The world’s leading electric-vehicle maker alleged that four of its former workers took highly sensitive proprietary information as they left to work for the rival startup, and Tesla said it suspects there are at least two more culprits.
“Misappropriating Tesla’s competitively useful confidential information when leaving Tesla for a new employer is obviously wrong and risky,” according to the complaint filed in state court in San Jose, California. “One would engage in that behavior only for an important benefit — to use it to serve the competitive interests of a new employer.”
Rivian — which counts Amazon.com, T. Rowe Price, BlackRock Inc. and Ford among its top-tier investors — denied the allegations. The company said it requires all new employees to confirm “that they have not, and will not, introduce former employers’ intellectual property into Rivian systems.”
“Rivian is made up of high-performing, mission-driven teams, and our business model and technology are based on many years of engineering, design and strategy development,” the company said in an emailed statement. “This requires the contribution and know-how of thousands of employees from across the technology and automotive spaces.”

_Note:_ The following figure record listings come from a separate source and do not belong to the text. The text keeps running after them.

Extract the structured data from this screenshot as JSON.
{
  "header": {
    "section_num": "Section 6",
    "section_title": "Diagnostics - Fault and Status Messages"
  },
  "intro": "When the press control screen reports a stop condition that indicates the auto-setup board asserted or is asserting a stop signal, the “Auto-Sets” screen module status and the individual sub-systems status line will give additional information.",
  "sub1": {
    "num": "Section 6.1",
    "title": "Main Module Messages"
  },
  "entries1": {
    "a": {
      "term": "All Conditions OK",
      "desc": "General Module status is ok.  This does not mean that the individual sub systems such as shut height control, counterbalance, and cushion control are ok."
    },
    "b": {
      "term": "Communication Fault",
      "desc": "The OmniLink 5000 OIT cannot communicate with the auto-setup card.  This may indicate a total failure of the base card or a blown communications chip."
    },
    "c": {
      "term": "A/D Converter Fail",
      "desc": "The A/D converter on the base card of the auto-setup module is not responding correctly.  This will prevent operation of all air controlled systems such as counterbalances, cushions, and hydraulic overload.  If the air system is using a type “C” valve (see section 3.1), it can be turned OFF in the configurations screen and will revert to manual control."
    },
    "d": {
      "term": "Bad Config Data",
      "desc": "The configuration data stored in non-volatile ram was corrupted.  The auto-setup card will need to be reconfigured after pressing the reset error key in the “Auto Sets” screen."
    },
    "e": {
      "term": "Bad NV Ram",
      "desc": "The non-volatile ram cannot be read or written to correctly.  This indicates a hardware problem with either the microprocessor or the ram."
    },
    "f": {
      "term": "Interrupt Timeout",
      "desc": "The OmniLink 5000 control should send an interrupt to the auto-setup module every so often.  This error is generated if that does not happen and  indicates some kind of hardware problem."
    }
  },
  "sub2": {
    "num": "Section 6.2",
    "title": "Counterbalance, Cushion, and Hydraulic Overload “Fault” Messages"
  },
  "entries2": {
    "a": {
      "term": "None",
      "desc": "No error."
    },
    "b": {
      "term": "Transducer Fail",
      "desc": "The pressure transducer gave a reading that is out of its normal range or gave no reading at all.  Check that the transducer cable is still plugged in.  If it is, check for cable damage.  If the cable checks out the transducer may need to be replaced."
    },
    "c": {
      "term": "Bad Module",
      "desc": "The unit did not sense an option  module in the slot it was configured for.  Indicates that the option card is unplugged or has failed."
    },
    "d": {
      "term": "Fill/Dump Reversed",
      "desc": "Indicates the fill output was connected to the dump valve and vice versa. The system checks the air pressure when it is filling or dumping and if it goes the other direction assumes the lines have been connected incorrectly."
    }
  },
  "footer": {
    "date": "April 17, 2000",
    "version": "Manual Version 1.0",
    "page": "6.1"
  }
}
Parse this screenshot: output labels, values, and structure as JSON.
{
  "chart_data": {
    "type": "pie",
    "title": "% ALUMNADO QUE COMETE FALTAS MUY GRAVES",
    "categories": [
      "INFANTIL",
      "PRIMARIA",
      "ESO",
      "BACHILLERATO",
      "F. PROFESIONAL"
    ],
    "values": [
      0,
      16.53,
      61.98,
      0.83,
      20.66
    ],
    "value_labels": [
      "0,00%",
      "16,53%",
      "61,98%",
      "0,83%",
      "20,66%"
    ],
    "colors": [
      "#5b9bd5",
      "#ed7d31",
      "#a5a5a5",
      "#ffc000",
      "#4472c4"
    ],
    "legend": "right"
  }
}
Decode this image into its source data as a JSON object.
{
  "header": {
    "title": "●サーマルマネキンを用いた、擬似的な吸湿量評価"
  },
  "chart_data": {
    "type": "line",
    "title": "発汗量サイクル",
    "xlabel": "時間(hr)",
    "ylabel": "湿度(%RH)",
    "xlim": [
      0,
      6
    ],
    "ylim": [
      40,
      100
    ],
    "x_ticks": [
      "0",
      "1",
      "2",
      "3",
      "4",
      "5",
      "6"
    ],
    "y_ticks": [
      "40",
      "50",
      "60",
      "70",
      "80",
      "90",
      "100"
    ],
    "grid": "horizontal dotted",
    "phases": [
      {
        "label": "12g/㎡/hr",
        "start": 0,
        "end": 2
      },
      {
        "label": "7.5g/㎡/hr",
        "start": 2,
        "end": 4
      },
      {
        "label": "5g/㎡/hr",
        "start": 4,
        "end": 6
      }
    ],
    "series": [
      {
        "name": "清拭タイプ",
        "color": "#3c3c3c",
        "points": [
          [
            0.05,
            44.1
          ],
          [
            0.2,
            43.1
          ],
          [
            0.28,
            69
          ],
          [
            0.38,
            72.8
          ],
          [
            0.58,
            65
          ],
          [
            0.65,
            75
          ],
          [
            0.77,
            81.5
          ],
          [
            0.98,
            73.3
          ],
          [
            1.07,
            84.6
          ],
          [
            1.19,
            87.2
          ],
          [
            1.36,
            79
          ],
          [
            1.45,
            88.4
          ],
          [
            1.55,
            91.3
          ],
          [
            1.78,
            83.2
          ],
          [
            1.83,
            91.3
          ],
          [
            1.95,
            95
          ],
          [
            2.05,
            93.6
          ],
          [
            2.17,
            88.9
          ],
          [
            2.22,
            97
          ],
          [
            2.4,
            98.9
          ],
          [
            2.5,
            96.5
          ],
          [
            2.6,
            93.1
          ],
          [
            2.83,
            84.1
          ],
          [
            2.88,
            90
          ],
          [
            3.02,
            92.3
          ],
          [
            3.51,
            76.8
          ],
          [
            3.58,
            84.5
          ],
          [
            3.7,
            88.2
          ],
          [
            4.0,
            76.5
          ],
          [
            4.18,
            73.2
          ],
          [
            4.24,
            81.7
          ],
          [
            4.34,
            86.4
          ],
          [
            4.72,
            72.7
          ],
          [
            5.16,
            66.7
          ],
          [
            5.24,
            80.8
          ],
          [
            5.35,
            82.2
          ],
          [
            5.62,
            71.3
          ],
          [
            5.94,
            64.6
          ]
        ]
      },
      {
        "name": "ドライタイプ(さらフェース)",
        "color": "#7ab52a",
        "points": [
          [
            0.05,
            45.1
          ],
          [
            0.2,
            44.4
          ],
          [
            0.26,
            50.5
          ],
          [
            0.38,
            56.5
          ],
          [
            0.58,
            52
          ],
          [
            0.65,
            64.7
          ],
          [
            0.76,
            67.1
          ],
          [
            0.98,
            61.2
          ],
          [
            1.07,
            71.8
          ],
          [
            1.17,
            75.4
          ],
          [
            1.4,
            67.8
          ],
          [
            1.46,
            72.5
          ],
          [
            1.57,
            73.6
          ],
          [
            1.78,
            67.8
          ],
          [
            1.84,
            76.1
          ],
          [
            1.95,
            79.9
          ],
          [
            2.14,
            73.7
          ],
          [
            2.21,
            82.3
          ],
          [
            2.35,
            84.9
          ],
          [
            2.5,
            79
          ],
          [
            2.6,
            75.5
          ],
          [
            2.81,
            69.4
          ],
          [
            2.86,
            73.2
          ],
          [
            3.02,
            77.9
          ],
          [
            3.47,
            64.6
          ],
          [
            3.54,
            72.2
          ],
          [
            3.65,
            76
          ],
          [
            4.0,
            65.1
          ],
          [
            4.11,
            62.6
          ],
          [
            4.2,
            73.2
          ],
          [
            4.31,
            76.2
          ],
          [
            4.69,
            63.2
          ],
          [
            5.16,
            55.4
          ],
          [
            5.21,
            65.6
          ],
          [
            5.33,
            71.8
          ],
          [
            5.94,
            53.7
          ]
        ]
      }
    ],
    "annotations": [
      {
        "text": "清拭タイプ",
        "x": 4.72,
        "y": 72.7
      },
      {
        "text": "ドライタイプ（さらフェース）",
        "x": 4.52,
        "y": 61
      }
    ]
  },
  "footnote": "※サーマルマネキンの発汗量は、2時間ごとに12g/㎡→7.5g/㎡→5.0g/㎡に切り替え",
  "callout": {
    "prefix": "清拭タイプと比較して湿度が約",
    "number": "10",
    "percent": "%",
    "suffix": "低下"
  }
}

The startup was founded in 2009 by R.J. Scaringe, a Massachusetts Institute of Technology graduate with a doctorate in mechanical engineering. The company’s 2,400 employees are split between sites in California, Michigan and a production facility in Normal, Illinois. It recently denied reports that it’s planning to move its headquarters and operations to Silicon Valley — Tesla’s back yard.
Rivian, which has raised almost $6 billion, plans to start production of its debut battery electric R1T pickup truck and R1S SUV by mid-2021. The company promises more than 400 miles of range and the vehicles are built for off-road and highway driving. It has previously said the vehicles will have a sticker price of around $70,000.

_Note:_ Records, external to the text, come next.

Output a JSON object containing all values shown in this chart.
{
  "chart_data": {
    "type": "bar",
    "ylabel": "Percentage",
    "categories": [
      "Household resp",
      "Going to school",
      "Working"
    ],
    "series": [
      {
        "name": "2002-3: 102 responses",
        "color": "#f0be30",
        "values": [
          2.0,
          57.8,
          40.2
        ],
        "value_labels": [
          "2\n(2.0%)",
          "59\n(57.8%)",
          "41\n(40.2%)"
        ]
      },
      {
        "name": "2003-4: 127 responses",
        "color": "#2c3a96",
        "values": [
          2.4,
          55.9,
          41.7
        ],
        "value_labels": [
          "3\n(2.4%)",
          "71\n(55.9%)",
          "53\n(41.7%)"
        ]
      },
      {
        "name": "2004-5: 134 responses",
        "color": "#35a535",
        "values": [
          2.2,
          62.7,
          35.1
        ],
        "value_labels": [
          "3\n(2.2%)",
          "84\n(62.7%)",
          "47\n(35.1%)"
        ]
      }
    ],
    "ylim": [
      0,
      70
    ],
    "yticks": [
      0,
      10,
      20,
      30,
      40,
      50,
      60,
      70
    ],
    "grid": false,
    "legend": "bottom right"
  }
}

It also has a deal to produce more 100,000 all-electric delivery vans for Amazon, which will go into production once Rivian’s own consumer vehicles are under way. The company has been working for seven years on a “skateboard” electric vehicle platform — including the motor, battery pack and computer systems, which can also easily be used by other automakers for their own electric vehicles.

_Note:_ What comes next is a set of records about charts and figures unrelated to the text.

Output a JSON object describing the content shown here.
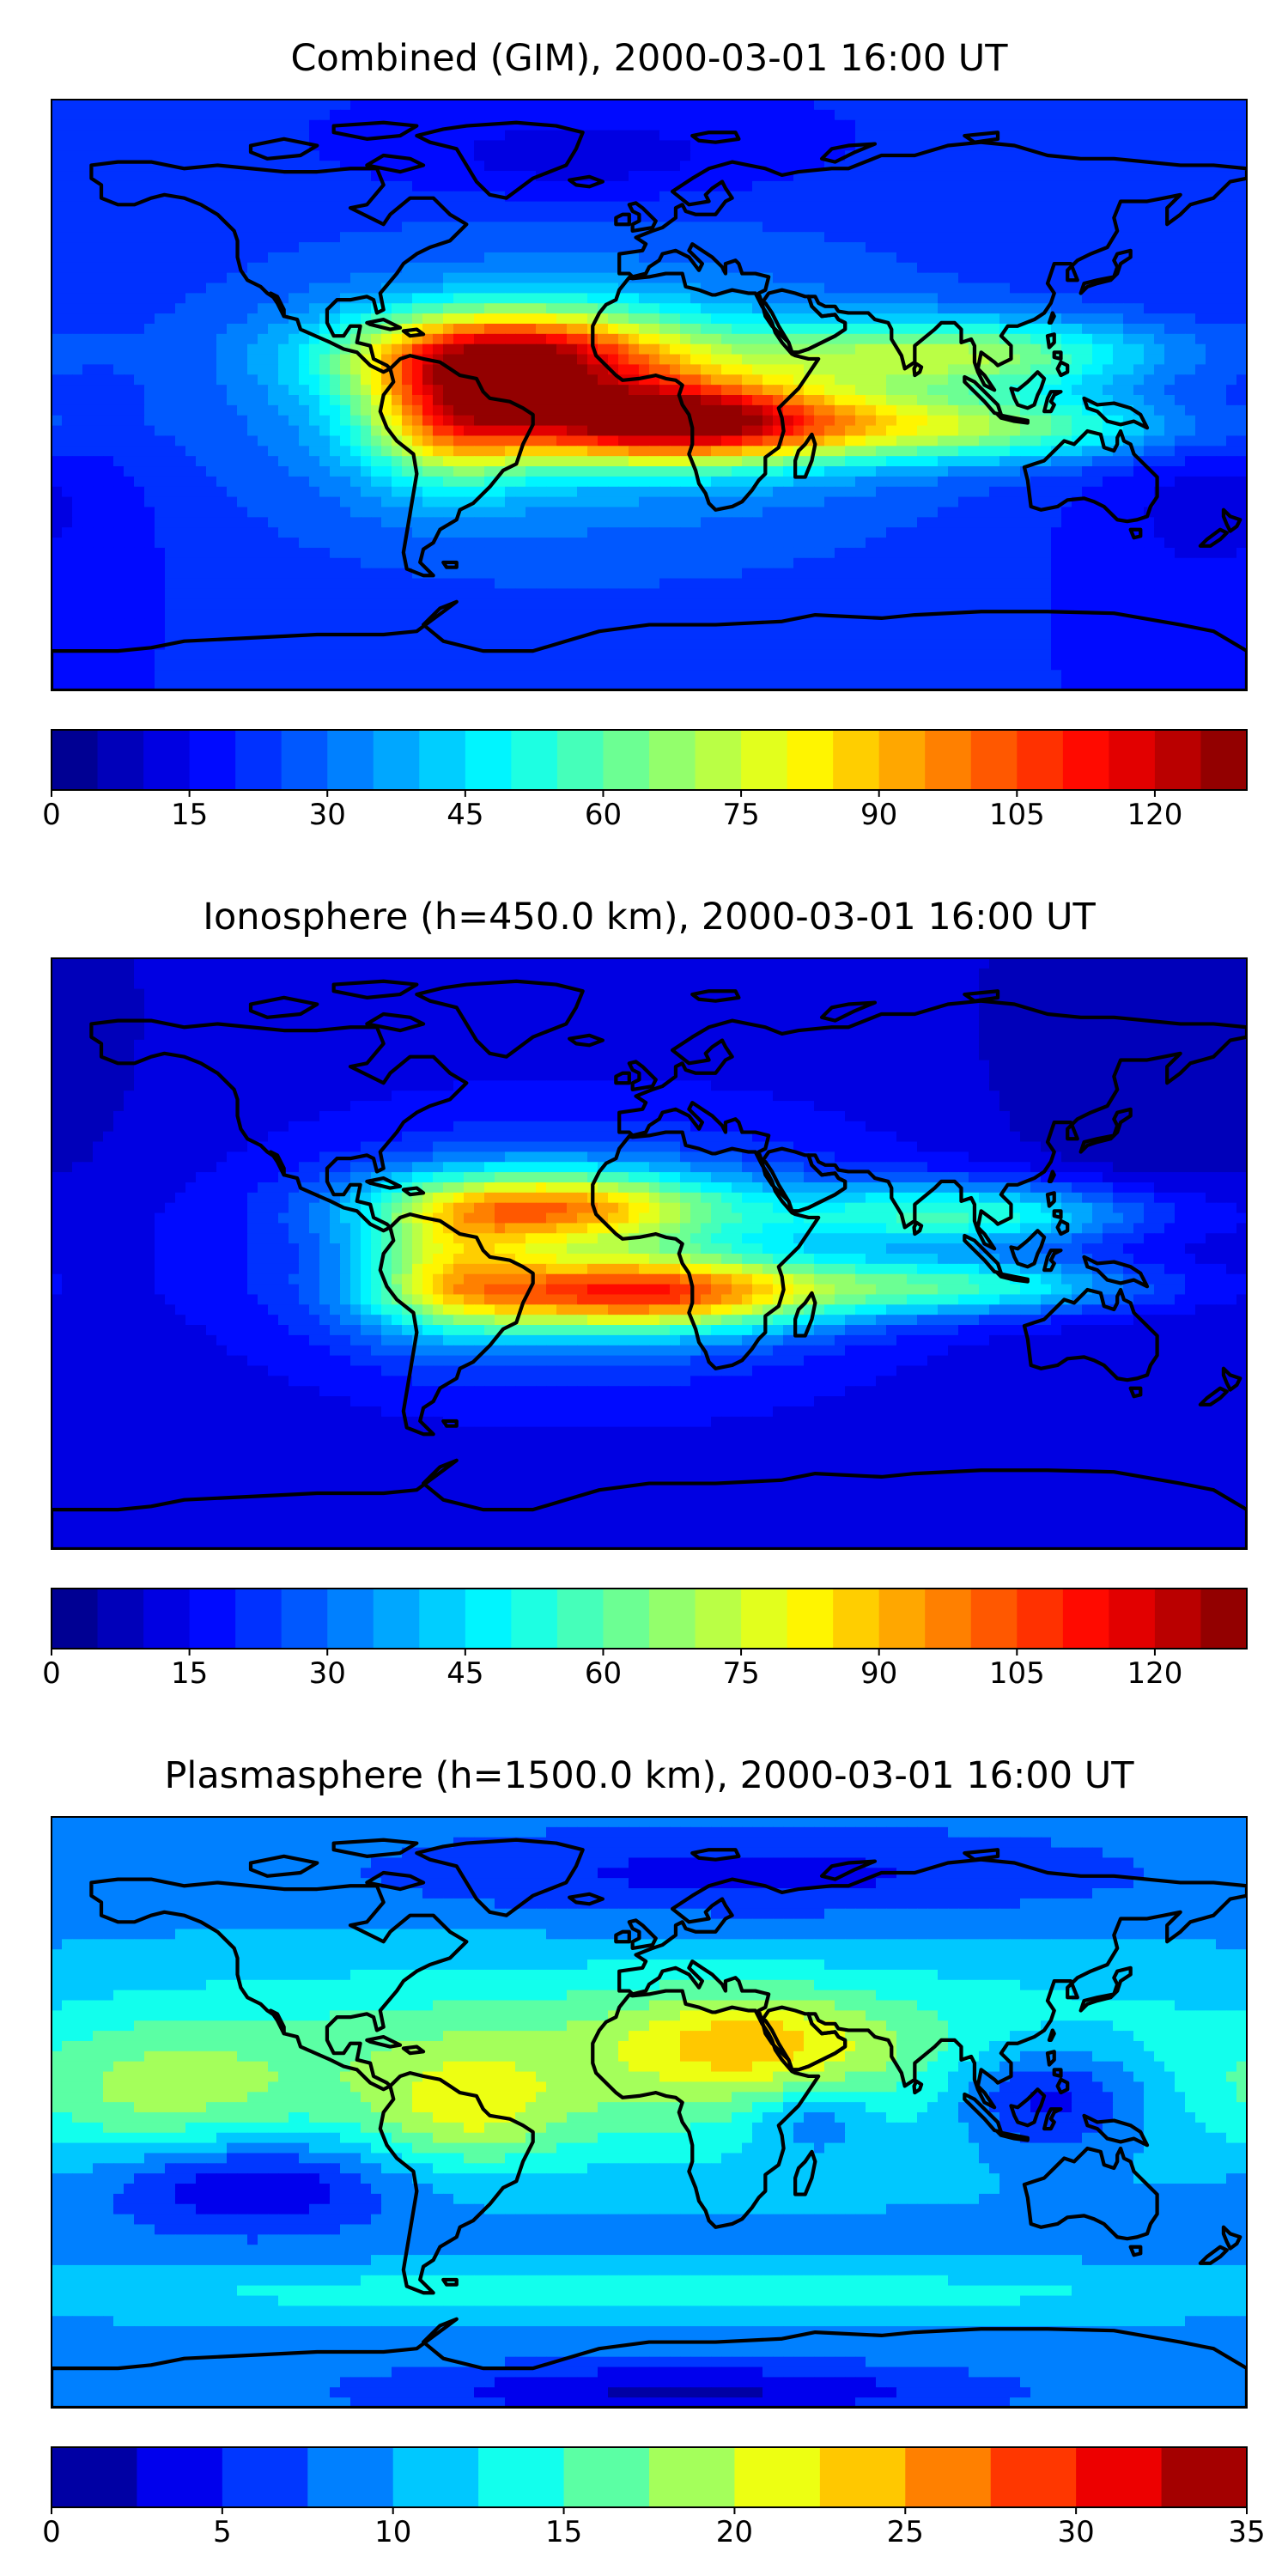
{
  "panels": [
    {
      "id": "combined",
      "title": "Combined (GIM), 2000-03-01 16:00 UT",
      "colormap": "jet",
      "colorbar": {
        "min": 0,
        "max": 130,
        "levels": 26,
        "ticks": [
          0,
          15,
          30,
          45,
          60,
          75,
          90,
          105,
          120
        ],
        "tick_labels": [
          "0",
          "15",
          "30",
          "45",
          "60",
          "75",
          "90",
          "105",
          "120"
        ]
      },
      "field": {
        "base": 20,
        "blobs": [
          {
            "lon": -40,
            "lat": 12,
            "slon": 35,
            "slat": 10,
            "amp": 85
          },
          {
            "lon": 5,
            "lat": -8,
            "slon": 40,
            "slat": 9,
            "amp": 95
          },
          {
            "lon": -60,
            "lat": -8,
            "slon": 18,
            "slat": 14,
            "amp": 45
          },
          {
            "lon": 90,
            "lat": 12,
            "slon": 45,
            "slat": 8,
            "amp": 45
          },
          {
            "lon": 100,
            "lat": -10,
            "slon": 45,
            "slat": 7,
            "amp": 40
          },
          {
            "lon": -20,
            "lat": 0,
            "slon": 80,
            "slat": 35,
            "amp": 20
          },
          {
            "lon": -20,
            "lat": 72,
            "slon": 40,
            "slat": 10,
            "amp": -10
          },
          {
            "lon": 170,
            "lat": -30,
            "slon": 30,
            "slat": 25,
            "amp": -8
          }
        ]
      }
    },
    {
      "id": "ionosphere",
      "title": "Ionosphere  (h=450.0 km), 2000-03-01 16:00 UT",
      "colormap": "jet",
      "colorbar": {
        "min": 0,
        "max": 130,
        "levels": 26,
        "ticks": [
          0,
          15,
          30,
          45,
          60,
          75,
          90,
          105,
          120
        ],
        "tick_labels": [
          "0",
          "15",
          "30",
          "45",
          "60",
          "75",
          "90",
          "105",
          "120"
        ]
      },
      "field": {
        "base": 10,
        "blobs": [
          {
            "lon": -30,
            "lat": 14,
            "slon": 35,
            "slat": 8,
            "amp": 65
          },
          {
            "lon": -5,
            "lat": -12,
            "slon": 40,
            "slat": 8,
            "amp": 78
          },
          {
            "lon": -60,
            "lat": -5,
            "slon": 18,
            "slat": 14,
            "amp": 35
          },
          {
            "lon": 95,
            "lat": 12,
            "slon": 40,
            "slat": 7,
            "amp": 40
          },
          {
            "lon": 95,
            "lat": -10,
            "slon": 40,
            "slat": 6,
            "amp": 38
          },
          {
            "lon": -20,
            "lat": 0,
            "slon": 70,
            "slat": 30,
            "amp": 25
          },
          {
            "lon": 150,
            "lat": 40,
            "slon": 30,
            "slat": 20,
            "amp": -5
          }
        ]
      }
    },
    {
      "id": "plasmasphere",
      "title": "Plasmasphere (h=1500.0 km), 2000-03-01 16:00 UT",
      "colormap": "jet",
      "colorbar": {
        "min": 0,
        "max": 35,
        "levels": 14,
        "ticks": [
          0,
          5,
          10,
          15,
          20,
          25,
          30,
          35
        ],
        "tick_labels": [
          "0",
          "5",
          "10",
          "15",
          "20",
          "25",
          "30",
          "35"
        ]
      },
      "field": {
        "base": 9,
        "blobs": [
          {
            "lon": 0,
            "lat": 15,
            "slon": 140,
            "slat": 22,
            "amp": 9
          },
          {
            "lon": 30,
            "lat": 22,
            "slon": 25,
            "slat": 10,
            "amp": 7
          },
          {
            "lon": -55,
            "lat": 0,
            "slon": 20,
            "slat": 12,
            "amp": 6
          },
          {
            "lon": -150,
            "lat": 5,
            "slon": 30,
            "slat": 15,
            "amp": 5
          },
          {
            "lon": 0,
            "lat": -55,
            "slon": 150,
            "slat": 6,
            "amp": 5
          },
          {
            "lon": 120,
            "lat": 5,
            "slon": 22,
            "slat": 12,
            "amp": -10
          },
          {
            "lon": 50,
            "lat": -2,
            "slon": 14,
            "slat": 8,
            "amp": -6
          },
          {
            "lon": -120,
            "lat": -22,
            "slon": 30,
            "slat": 10,
            "amp": -8
          },
          {
            "lon": 10,
            "lat": -85,
            "slon": 60,
            "slat": 6,
            "amp": -7
          },
          {
            "lon": 30,
            "lat": 72,
            "slon": 80,
            "slat": 10,
            "amp": -5
          }
        ]
      }
    }
  ]
}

In the new suit, Tesla called itself Rivian’s “number one target from which to acquire information,” and said that Rivian has hired 178 ex-Tesla employees, roughly 70 of whom joined Rivian directly from Tesla.
Rivian said in its statement that “we admire Tesla for its leadership in resetting expectations of what an electric car can be,” while calling the claims in the lawsuit baseless and “counter to Rivian’s culture, ethos and corporate policies.”
The case is Tesla Inc. v. Rivian Automotive Inc., 20CV368472, California Superior Court, Santa Clara County (San Jose).